Introduction

On September 30, the National Labor Relations Board’s (NLRB’s or the Board’s) Acting General Counsel Lafe E. Solomon outlined a new initiative to expedite the processing of Section 10(j) requests in cases involving alleged unlawful discharges during union organizing campaigns. The new “priority” initiative for the NLRB’s Section 10(j) program, as announced in a GC Memorandum to the Board’s Regional Offices (Memorandum GC 10-07) and a letter to Regional Directors, institutes new timelines and procedures to accelerate the review of unfair labor practice charges alleging an unlawful discharge occurring during a union organizing campaign. The aim of these new procedures and timelines is to expedite the process the NLRB uses to decide whether to seek a federal court injunction under Section 10(j) of the National Labor Relations Act (NLRA or the Act). Thus, the agencywide focus targets both early identification by the General Counsel of appropriate cases for Section 10(j) interim injunctive relief, and the timeline for attempting to obtain this relief, with an emphasis on obtaining it at the earliest possible stage. “My goal is to give all unlawful discharges in organizing cases priority action and a speedy remedy,” declared Acting General Counsel Solomon when outlining this initiative. “We need to ensure that the statutory rights of unlawfully fired employees are restored in real time.”  

History of Section 10(j)

Since Congress amended the NLRA in 1947, the NLRB has had the authority under Section 10(j) of the Act to seek an injunction in a federal district court for interim relief while an unfair labor practice case is being processed by the Board. This mechanism is invoked when the Board believes expedited and interim relief is necessary so that the Act’s goals are not frustrated by delay associated with the litigation of the underlying unfair labor practice charge, which can take months, if not years.

The Board must first authorize the General Counsel to seek Section 10(j) relief. After receiving such authorization, the General Counsel on behalf of the Board files a complaint in the federal district court where the alleged unfair labor practice occurred. Examples of situations that can cause the Board to seek Section 10(j) relief include interference with an organizing campaign, undermining of the bargaining representative, mass picketing and violence, and a successor employer’s refusal to recognize a union and bargain with it. For decades, Section 10(j) has been used as an enforcement tool (albeit with varying frequency) by NLRB General Counsel. The various circuit courts of appeal have differing standards for granting Section 10(j) relief.

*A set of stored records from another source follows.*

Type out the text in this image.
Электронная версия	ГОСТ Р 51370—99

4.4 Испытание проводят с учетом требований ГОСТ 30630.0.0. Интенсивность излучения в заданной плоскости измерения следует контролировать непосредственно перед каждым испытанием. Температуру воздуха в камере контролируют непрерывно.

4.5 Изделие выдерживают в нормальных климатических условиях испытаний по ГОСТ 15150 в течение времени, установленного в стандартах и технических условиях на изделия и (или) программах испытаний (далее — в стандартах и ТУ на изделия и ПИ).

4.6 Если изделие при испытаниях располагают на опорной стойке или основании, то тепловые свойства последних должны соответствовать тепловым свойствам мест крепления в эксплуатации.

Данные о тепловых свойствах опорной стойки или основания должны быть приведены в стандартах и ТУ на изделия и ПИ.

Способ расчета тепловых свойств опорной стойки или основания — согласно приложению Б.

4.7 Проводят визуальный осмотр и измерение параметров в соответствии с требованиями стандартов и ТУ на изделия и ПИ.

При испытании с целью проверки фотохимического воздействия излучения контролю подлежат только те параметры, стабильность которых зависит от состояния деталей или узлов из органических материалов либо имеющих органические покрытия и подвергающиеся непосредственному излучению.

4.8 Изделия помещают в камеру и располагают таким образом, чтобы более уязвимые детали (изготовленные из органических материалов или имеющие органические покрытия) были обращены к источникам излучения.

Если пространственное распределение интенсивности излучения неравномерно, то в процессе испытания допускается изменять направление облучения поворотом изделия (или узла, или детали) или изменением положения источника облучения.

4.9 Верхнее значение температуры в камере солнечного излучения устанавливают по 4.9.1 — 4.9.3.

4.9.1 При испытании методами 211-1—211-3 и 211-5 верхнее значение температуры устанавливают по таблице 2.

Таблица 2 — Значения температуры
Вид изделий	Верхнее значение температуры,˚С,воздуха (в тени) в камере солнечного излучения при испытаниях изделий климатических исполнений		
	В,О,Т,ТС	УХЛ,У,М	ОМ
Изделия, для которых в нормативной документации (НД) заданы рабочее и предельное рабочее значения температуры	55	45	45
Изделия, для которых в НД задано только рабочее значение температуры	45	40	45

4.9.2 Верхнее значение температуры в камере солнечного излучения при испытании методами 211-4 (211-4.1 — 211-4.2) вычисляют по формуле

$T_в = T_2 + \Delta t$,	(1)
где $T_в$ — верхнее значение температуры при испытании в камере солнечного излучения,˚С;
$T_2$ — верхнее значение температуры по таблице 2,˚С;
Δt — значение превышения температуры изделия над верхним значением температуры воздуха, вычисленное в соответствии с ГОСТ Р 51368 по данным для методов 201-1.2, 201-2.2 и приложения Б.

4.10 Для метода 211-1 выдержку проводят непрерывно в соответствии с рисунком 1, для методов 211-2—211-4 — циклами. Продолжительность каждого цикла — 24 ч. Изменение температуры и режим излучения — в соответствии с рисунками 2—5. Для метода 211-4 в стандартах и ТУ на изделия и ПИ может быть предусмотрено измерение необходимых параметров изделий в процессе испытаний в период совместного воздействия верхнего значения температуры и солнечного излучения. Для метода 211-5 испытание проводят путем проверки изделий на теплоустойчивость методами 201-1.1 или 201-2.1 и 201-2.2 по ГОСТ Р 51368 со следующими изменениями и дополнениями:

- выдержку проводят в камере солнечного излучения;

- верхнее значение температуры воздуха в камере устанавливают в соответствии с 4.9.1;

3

What Is the New Initiative?

Seeking to enhance the NLRB’s current Section 10(j) program, and to ensure more timely court filings, Acting General Counsel Solomon set forth in the GC Memorandum an optimal timeline for processing “Nip-in-the-bud Discharge Cases,” as well as additional best practice procedures to facilitate timely processing of “Nip-in-the-bud Discharge Cases.” The optimal timeline includes the following directives to the Regional Offices:

  • As soon as possible after a charge is filed, the Regional Office should identify whether the charge is a potential Section 10(j) organizing campaign discharge case.  
  • Where possible, the “lead” affidavit should be taken within seven calendar days of the filing of the charge.  
  • The Regional Office should attempt to obtain, within 14 calendar days of the filing of the charge, all of the charging party’s evidence.  
  • If the charging party’s evidence “points to a prima facie case on the merits and suggests the need for injunctive relief,” the Regional Office should notify the charged party in writing that the region is seriously considering a petition for Section 10(j) relief, which would include a reinstatement order for discharged employees, and request that the charged party submit a position statement on that issue within seven calendar days of the Regional Office’s letter.

As part of this process, consideration of Section 10(j) relief will now be expedited at the NLRB’s Washington, D.C., headquarters, and Acting General Counsel Solomon will “personally review and decide whether Section 10(j) authorization should be sought in all cases.”

In a statement also released on September 30, NLRB Chairman Wilma B. Liebman said that “[t]he Board recognizes that 10(j) injunctions are a vital enforcement tool and time is of the essence in this kind of case.” The Board announced that it will post case names and status updates for all Section 10(j) injunction cases authorized by the Board on its website, www.nlrb.gov, beginning October 5.

What Should Employers Expect?

This change in procedures does not mandate a change in the law. Presumably, the same evidence necessary to prosecute a discriminatory discharge case will still be required. But the NLRB’s call for a “renewed Agency-wide focus on interim injunctive relief” and expedited timing and procedures for the NLRB’s Section 10(j) program undoubtedly means employers can expect to see a dramatic increase in Board requests for injunctive relief when a charge alleging an unlawful discharge is filed during an organizing campaign. Upon receiving notice of the filing of such a charge, employers should conduct a privileged investigation of the circumstances that generated the charge, and quickly prepare to defend against a possible NLRB claim that Section 10(j) interim injunctive relief is necessary.